What I understand is that this version of tensorflow doesn't work with my GPU.
Is tensorflow 2.13.0.570 compatible with the RX 7900 XT? And if so, what do I need to do to make it work.
I tried uninstall/reinstalling rocm, tensorflow-rocm, ...
I have the same issue with the next version they posted, tensorflow-rocm 2.14 for Rocm 6.0 In this case it seems there is a typo, as the error reads:
Radeon RX 7900 XTX, pci bus id: 0000:03:00.0) with AMDGPU version : gfx1100. The supported AMDGPU versions are gfx1030gfx1100, gfx900, gfx906, gfx908, gfx90a, gfx940, gfx941, gfx942.
It seems they forgot to include a space between gfx1030 and gfx1100. Please AMD, fix this problem.
I installed version 2.14.0.600 and I have the same issue as you :
Ignoring visible gpu device (device: 0, name: Radeon RX 7900 XT, pci bus id: 0000:0b:00.0) with AMDGPU version : gfx1030. The supported AMDGPU versions are gfx1030gfx1100, gfx900, gfx906, gfx908, gfx90a, gfx940, gfx941, gfx942.

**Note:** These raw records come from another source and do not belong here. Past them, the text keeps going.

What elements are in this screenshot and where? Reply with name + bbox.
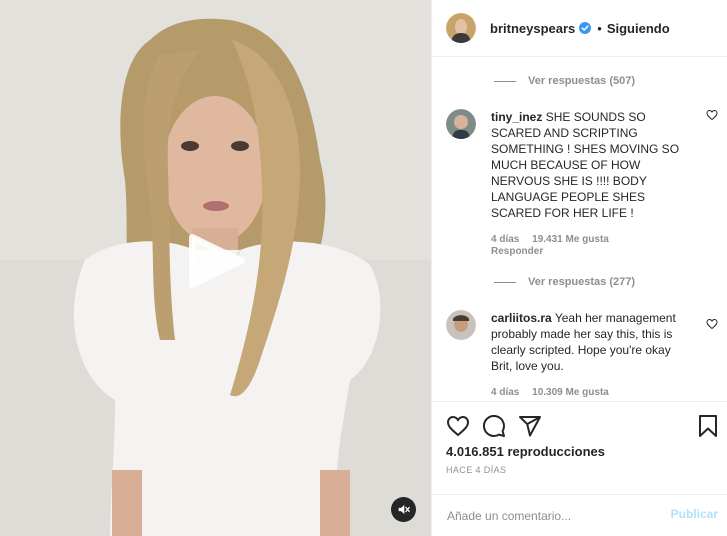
- avatar-image: [446, 109, 476, 139]
- post-header: britneyspears • Siguiendo: [432, 0, 727, 57]
- comment-likes[interactable]: 19.431 Me gusta: [532, 234, 609, 245]
- comment-like-button[interactable]: [706, 109, 718, 124]
- comment-body: SHE SOUNDS SO SCARED AND SCRIPTING SOMET…: [491, 110, 680, 220]
- heart-icon: [706, 109, 718, 121]
- video-player[interactable]: [0, 0, 431, 536]
- avatar-image: [446, 310, 476, 340]
- heart-icon: [446, 415, 470, 437]
- view-replies-label: Ver respuestas (277): [528, 276, 636, 288]
- comment-meta: 4 días 10.309 Me gusta: [491, 387, 619, 398]
- avatar-image: [446, 13, 476, 43]
- comment-like-button[interactable]: [706, 318, 718, 333]
- commenter-avatar[interactable]: [446, 310, 476, 340]
- view-replies-link[interactable]: Ver respuestas (277): [494, 276, 635, 288]
- view-replies-label: Ver respuestas (507): [528, 75, 636, 87]
- play-icon: [189, 234, 245, 288]
- dot-separator: •: [597, 20, 602, 36]
- comments-list[interactable]: Ver respuestas (507) tiny_inez SHE SOUND…: [432, 58, 727, 401]
- comment-button[interactable]: [482, 414, 506, 441]
- following-button[interactable]: Siguiendo: [607, 21, 670, 36]
- post-timestamp[interactable]: HACE 4 DÍAS: [446, 465, 506, 475]
- share-button[interactable]: [518, 414, 542, 441]
- save-button[interactable]: [697, 414, 719, 441]
- bookmark-icon: [699, 415, 717, 437]
- comment-likes[interactable]: 10.309 Me gusta: [532, 387, 609, 398]
- muted-speaker-icon: [398, 505, 410, 514]
- post-side-panel: britneyspears • Siguiendo Ver respuestas…: [431, 0, 727, 536]
- replies-line: [494, 281, 516, 283]
- play-button[interactable]: [186, 231, 246, 291]
- comment-time[interactable]: 4 días: [491, 387, 519, 398]
- paper-plane-icon: [519, 416, 541, 437]
- comment-text: tiny_inez SHE SOUNDS SO SCARED AND SCRIP…: [491, 109, 681, 221]
- mute-button[interactable]: [391, 497, 416, 522]
- comment-input[interactable]: [432, 495, 662, 536]
- comment-text: carliitos.ra Yeah her management probabl…: [491, 310, 681, 374]
- view-count[interactable]: 4.016.851 reproducciones: [446, 444, 605, 459]
- author-username[interactable]: britneyspears: [490, 21, 575, 36]
- heart-icon: [706, 318, 718, 330]
- publish-button[interactable]: Publicar: [671, 507, 718, 521]
- commenter-username[interactable]: carliitos.ra: [491, 311, 552, 325]
- replies-line: [494, 80, 516, 82]
- reply-button[interactable]: Responder: [491, 246, 543, 257]
- view-replies-link[interactable]: Ver respuestas (507): [494, 75, 635, 87]
- like-button[interactable]: [446, 414, 470, 441]
- comment-item: carliitos.ra Yeah her management probabl…: [446, 310, 718, 401]
- author-avatar[interactable]: [446, 13, 476, 43]
- post-actions: 4.016.851 reproducciones HACE 4 DÍAS: [432, 401, 727, 496]
- verified-badge-icon: [579, 22, 592, 34]
- comment-bubble-icon: [482, 414, 505, 437]
- add-comment-bar: Publicar: [432, 494, 727, 536]
- commenter-username[interactable]: tiny_inez: [491, 110, 542, 124]
- commenter-avatar[interactable]: [446, 109, 476, 139]
- instagram-post: britneyspears • Siguiendo Ver respuestas…: [0, 0, 727, 536]
- comment-time[interactable]: 4 días: [491, 234, 519, 245]
- comment-meta: 4 días 19.431 Me gusta: [491, 234, 619, 245]
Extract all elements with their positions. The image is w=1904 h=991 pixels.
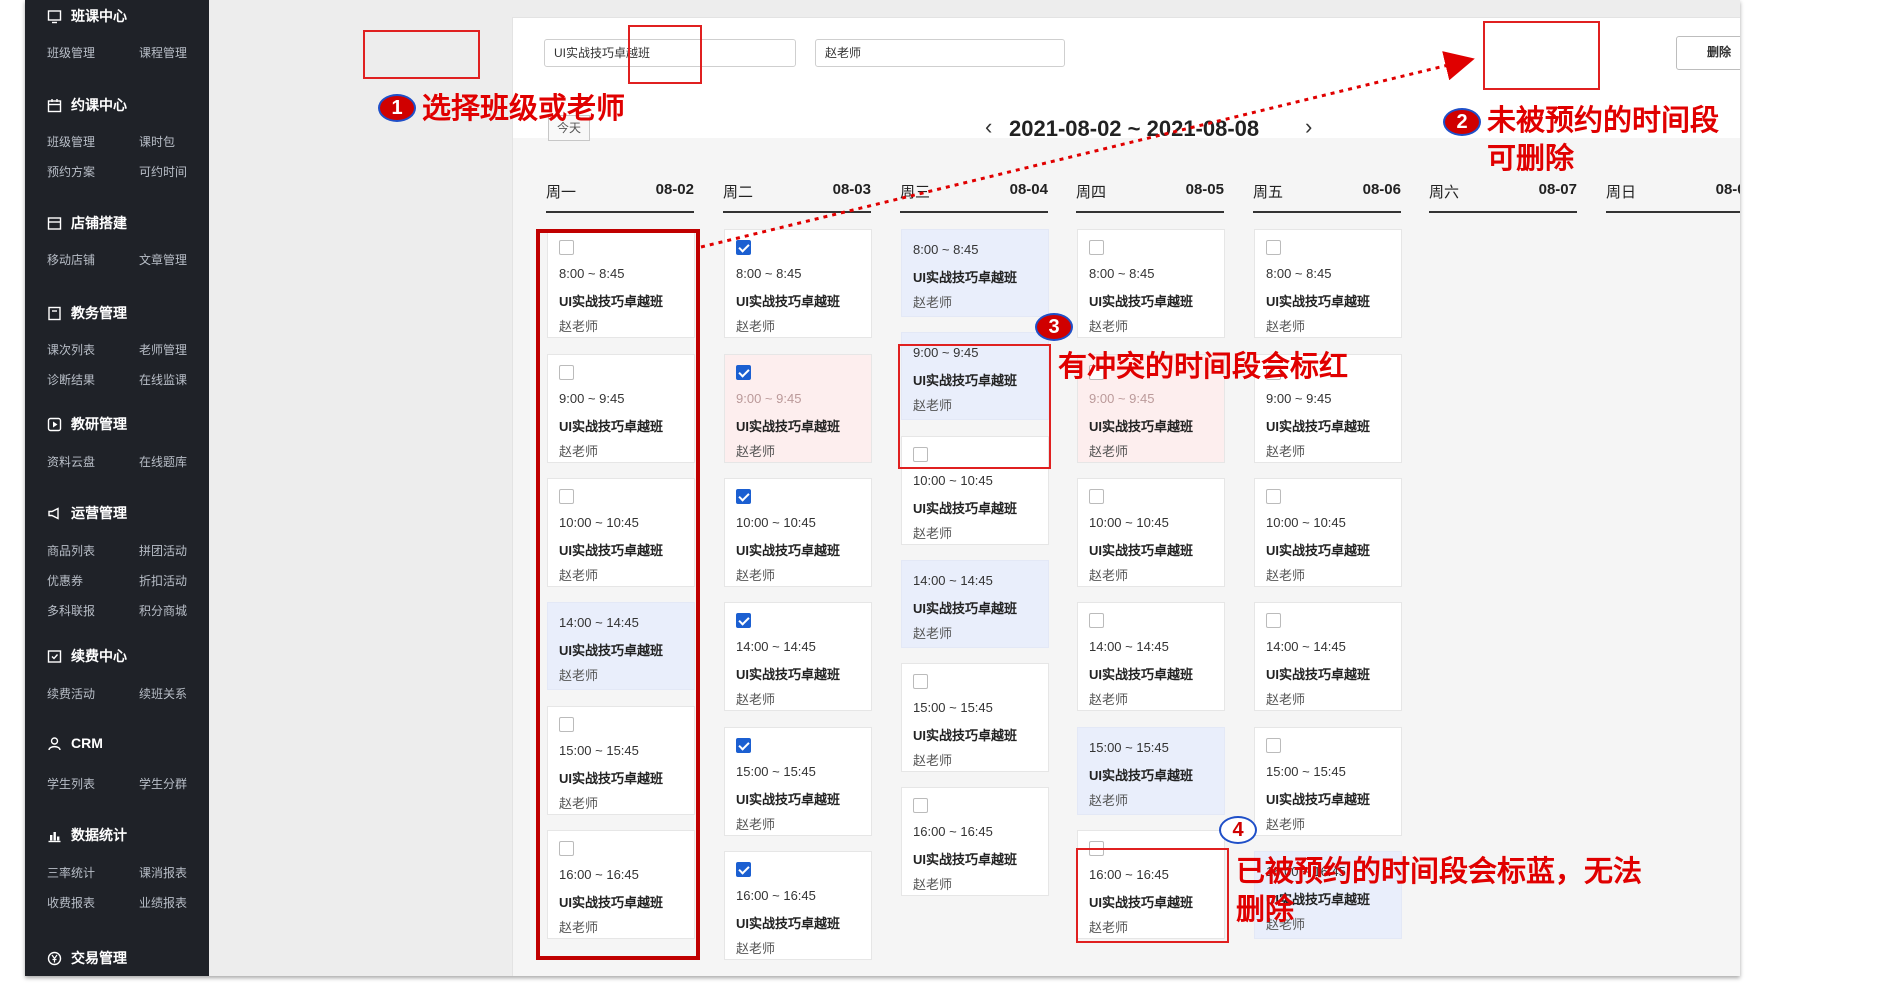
annotation-text-3: 有冲突的时间段会标红 — [1058, 351, 1349, 383]
annotation-badge-2: 2 — [1443, 108, 1481, 136]
annotation-text-4: 已被预约的时间段会标蓝，无法删除 — [1236, 856, 1643, 926]
annotation-badge-3: 3 — [1035, 313, 1073, 341]
annotation-badge-1: 1 — [378, 94, 416, 122]
annotation-arrow — [700, 51, 1475, 249]
annotation-text-1: 选择班级或老师 — [422, 93, 626, 125]
app-window: 班课中心 班级管理 课程管理 约课中心 班级管理 课时包 预约方案 可约时间 店铺搭建 移动店铺文… — [25, 0, 1740, 976]
annotation-text-2: 未被预约的时间段可删除 — [1487, 105, 1720, 175]
annotation-badge-4: 4 — [1219, 816, 1257, 844]
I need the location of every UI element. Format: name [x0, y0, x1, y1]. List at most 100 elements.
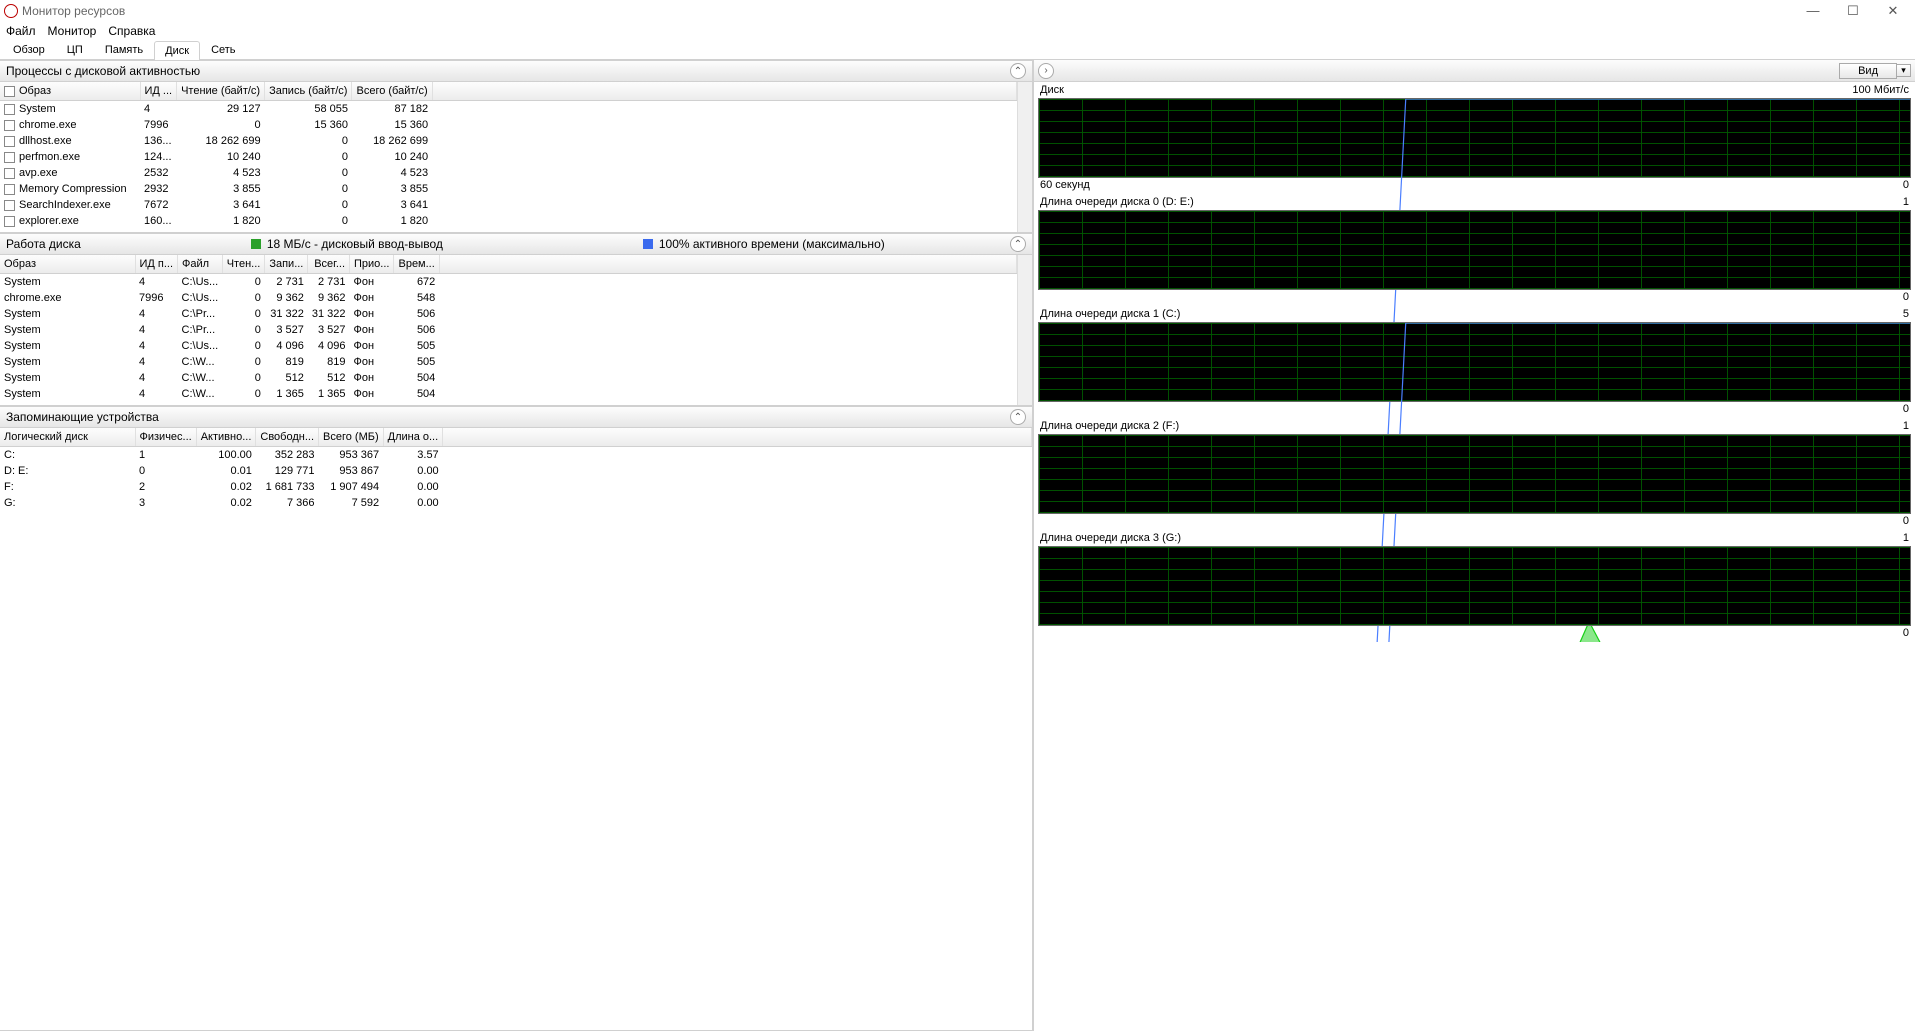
- row-checkbox[interactable]: [4, 136, 15, 147]
- col-total[interactable]: Всег...: [308, 255, 350, 274]
- chart-scale: 100 Мбит/с: [1852, 84, 1909, 96]
- row-checkbox[interactable]: [4, 104, 15, 115]
- row-checkbox[interactable]: [4, 152, 15, 163]
- processes-title: Процессы с дисковой активностью: [6, 64, 200, 78]
- table-row[interactable]: System4C:\Us...04 0964 096Фон505: [0, 338, 1017, 354]
- col-physical[interactable]: Физичес...: [135, 428, 196, 447]
- col-write[interactable]: Запись (байт/с): [265, 82, 352, 101]
- table-row[interactable]: System4C:\W...0819819Фон505: [0, 354, 1017, 370]
- col-image[interactable]: Образ: [0, 82, 140, 101]
- col-write[interactable]: Запи...: [265, 255, 308, 274]
- table-row[interactable]: G:30.027 3667 5920.00: [0, 495, 1032, 511]
- table-row[interactable]: System4C:\Pr...031 32231 322Фон506: [0, 306, 1017, 322]
- col-image[interactable]: Образ: [0, 255, 135, 274]
- app-icon: [4, 4, 18, 18]
- active-indicator-icon: [643, 239, 653, 249]
- window-title: Монитор ресурсов: [22, 4, 125, 18]
- col-time[interactable]: Врем...: [394, 255, 439, 274]
- table-row[interactable]: SearchIndexer.exe 76723 64103 641: [0, 197, 1017, 213]
- table-row[interactable]: perfmon.exe 124...10 240010 240: [0, 149, 1017, 165]
- chart-canvas: [1038, 546, 1911, 626]
- col-pid[interactable]: ИД п...: [135, 255, 178, 274]
- table-row[interactable]: C:1100.00352 283953 3673.57: [0, 447, 1032, 464]
- col-pid[interactable]: ИД ...: [140, 82, 177, 101]
- io-label: 18 МБ/с - дисковый ввод-вывод: [267, 237, 443, 251]
- storage-title: Запоминающие устройства: [6, 410, 159, 424]
- storage-header[interactable]: Запоминающие устройства ⌃: [0, 406, 1032, 428]
- io-indicator-icon: [251, 239, 261, 249]
- table-row[interactable]: System 429 12758 05587 182: [0, 101, 1017, 118]
- table-row[interactable]: System4C:\Us...02 7312 731Фон672: [0, 274, 1017, 291]
- menubar: Файл Монитор Справка: [0, 22, 1915, 40]
- collapse-icon[interactable]: ⌃: [1010, 63, 1026, 79]
- minimize-button[interactable]: —: [1801, 3, 1825, 19]
- table-row[interactable]: System4C:\W...0512512Фон504: [0, 370, 1017, 386]
- row-checkbox[interactable]: [4, 120, 15, 131]
- activity-section: Работа диска 18 МБ/с - дисковый ввод-выв…: [0, 233, 1032, 406]
- col-active[interactable]: Активно...: [196, 428, 256, 447]
- tab-memory[interactable]: Память: [94, 40, 154, 59]
- activity-table: Образ ИД п... Файл Чтен... Запи... Всег.…: [0, 255, 1017, 405]
- scrollbar[interactable]: [1017, 255, 1032, 405]
- menu-file[interactable]: Файл: [6, 24, 36, 38]
- table-row[interactable]: dllhost.exe 136...18 262 699018 262 699: [0, 133, 1017, 149]
- charts-container: Диск 100 Мбит/с 60 секунд 0 Длина очеред…: [1034, 82, 1915, 642]
- menu-monitor[interactable]: Монитор: [48, 24, 97, 38]
- table-row[interactable]: System4C:\W...01 3651 365Фон504: [0, 386, 1017, 402]
- chart-title: Диск: [1040, 84, 1064, 96]
- row-checkbox[interactable]: [4, 200, 15, 211]
- storage-table: Логический диск Физичес... Активно... Св…: [0, 428, 1032, 511]
- table-row[interactable]: chrome.exe7996C:\Us...09 3629 362Фон548: [0, 290, 1017, 306]
- view-button[interactable]: Вид: [1839, 63, 1897, 79]
- table-row[interactable]: D: E:00.01129 771953 8670.00: [0, 463, 1032, 479]
- row-checkbox[interactable]: [4, 216, 15, 227]
- tab-disk[interactable]: Диск: [154, 41, 200, 60]
- storage-section: Запоминающие устройства ⌃ Логический дис…: [0, 406, 1032, 1031]
- tab-overview[interactable]: Обзор: [2, 40, 56, 59]
- checkbox-all[interactable]: [4, 86, 15, 97]
- tabbar: Обзор ЦП Память Диск Сеть: [0, 40, 1915, 60]
- table-row[interactable]: chrome.exe 7996015 36015 360: [0, 117, 1017, 133]
- col-free[interactable]: Свободн...: [256, 428, 319, 447]
- table-row[interactable]: System4C:\W...01 3651 365Фон504: [0, 402, 1017, 405]
- col-read[interactable]: Чтен...: [222, 255, 265, 274]
- tab-cpu[interactable]: ЦП: [56, 40, 94, 59]
- collapse-icon[interactable]: ⌃: [1010, 409, 1026, 425]
- chart: Длина очереди диска 0 (D: E:) 1 0: [1038, 194, 1911, 306]
- activity-header[interactable]: Работа диска 18 МБ/с - дисковый ввод-выв…: [0, 233, 1032, 255]
- table-row[interactable]: F:20.021 681 7331 907 4940.00: [0, 479, 1032, 495]
- col-total[interactable]: Всего (МБ): [319, 428, 384, 447]
- col-logical[interactable]: Логический диск: [0, 428, 135, 447]
- close-button[interactable]: ✕: [1881, 3, 1905, 19]
- scrollbar[interactable]: [1017, 82, 1032, 232]
- menu-help[interactable]: Справка: [108, 24, 155, 38]
- collapse-icon[interactable]: ⌃: [1010, 236, 1026, 252]
- processes-header[interactable]: Процессы с дисковой активностью ⌃: [0, 60, 1032, 82]
- active-label: 100% активного времени (максимально): [659, 237, 885, 251]
- tab-network[interactable]: Сеть: [200, 40, 246, 59]
- charts-toolbar: › Вид ▾: [1034, 60, 1915, 82]
- row-checkbox[interactable]: [4, 168, 15, 179]
- expand-icon[interactable]: ›: [1038, 63, 1054, 79]
- chart-canvas: [1038, 210, 1911, 290]
- col-read[interactable]: Чтение (байт/с): [177, 82, 265, 101]
- table-row[interactable]: avp.exe 25324 52304 523: [0, 165, 1017, 181]
- chart-canvas: [1038, 322, 1911, 402]
- col-file[interactable]: Файл: [178, 255, 223, 274]
- chart: Длина очереди диска 2 (F:) 1 0: [1038, 418, 1911, 530]
- col-prio[interactable]: Прио...: [350, 255, 394, 274]
- col-total[interactable]: Всего (байт/с): [352, 82, 432, 101]
- table-row[interactable]: System4C:\Pr...03 5273 527Фон506: [0, 322, 1017, 338]
- chart: Диск 100 Мбит/с 60 секунд 0: [1038, 82, 1911, 194]
- table-row[interactable]: Memory Compression 29323 85503 855: [0, 181, 1017, 197]
- chart-canvas: [1038, 98, 1911, 178]
- chart-canvas: [1038, 434, 1911, 514]
- left-pane: Процессы с дисковой активностью ⌃ Образ …: [0, 60, 1033, 1031]
- row-checkbox[interactable]: [4, 184, 15, 195]
- view-dropdown-icon[interactable]: ▾: [1897, 64, 1911, 77]
- maximize-button[interactable]: ☐: [1841, 3, 1865, 19]
- processes-section: Процессы с дисковой активностью ⌃ Образ …: [0, 60, 1032, 233]
- col-queue[interactable]: Длина о...: [383, 428, 443, 447]
- table-row[interactable]: explorer.exe 160...1 82001 820: [0, 213, 1017, 229]
- chart: Длина очереди диска 3 (G:) 1 0: [1038, 530, 1911, 642]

AMD : please add the missing comma.
I wonder whether we can recompile tensorflow-rocm from scratch to correct this typo manually. I am searching for a guide, so if you see anything, please let me know. Thanks!
Today I wrote a letter to AMD with the problems I found. I tested the solution to this problem on two versions of Tensorflow.
I compiled two versions from source. Everything went well. Below, in the second paragraph there is a solution.
Here is my letter to AMD:
Good afternoon.
You have many problems with ROCM and documentation.
These are some of the issues that have been identified that have a huge impact!
1) On the page https://github.com/ROCm/tensorflow-upstream/blob/develop-upstream/rocm_docs/tensorflow-rocm-release....
The link leads to a non-existent version:
https://pypi.org/project/tensorflow-rocm/2.14.0.602
2) There is a problem with a typo in the source code (a comma is missing), which can be solved like this:
sed -i 's/"gfx1030" /"gfx1030",/g' tensorflow/compiler/xla/stream_executor/device_description.h
Otherwise, there will be an error when using ROSM with a 7900 xthx video card.
Here is a link to fix it:
https://gist.github.com/briansp2020/1e8c3e5735087398ebfd9514f26a0007
This problem is being discussed on your forum and no one has been able to solve it since January!
https://community.amd.com/t5/discussions/rocm-6-0-0-tensorflow-not-working-on-rx-7900-xt/m-p/657519
Hello, I ran into a similar problem, the error is I tensorflow/core/common_runtime/gpu/ gpu_deveid.cc :2266] Ignoring visible gpu device (device: 0, name: AMD Radeon RX 6800 XT, pci bus id: 0000:0a:00.0) with AMDGPU version: gfx1030. The supported AMDGPU versions are gfx1030gfx1100, gfx900, gfx906, gfx908, gfx90a, gfx940, gfx941, gfx942. And I use the way you recommend sed -i 's/" gfx1030 "/" gfx1030, "/ g' tensorflow/compiler/xla/stream_executor/device_description h, I ran the code again after rebooting the system and still encountered errors. Do I need to reinstall, recompile or other fixes?
I was thinking the same thing. 🙂
any news from AMD?????
It's a bummer this still hasn't been fixed...
yep tried it yesterday, uninstalled and reinstalled it just to make sure.
Same thing......
I though AI was a big deal....
any news from AMD right now?
or tell me how can i add the missing comma, i will try it.
Was buying the 7900xtx the wrong choice?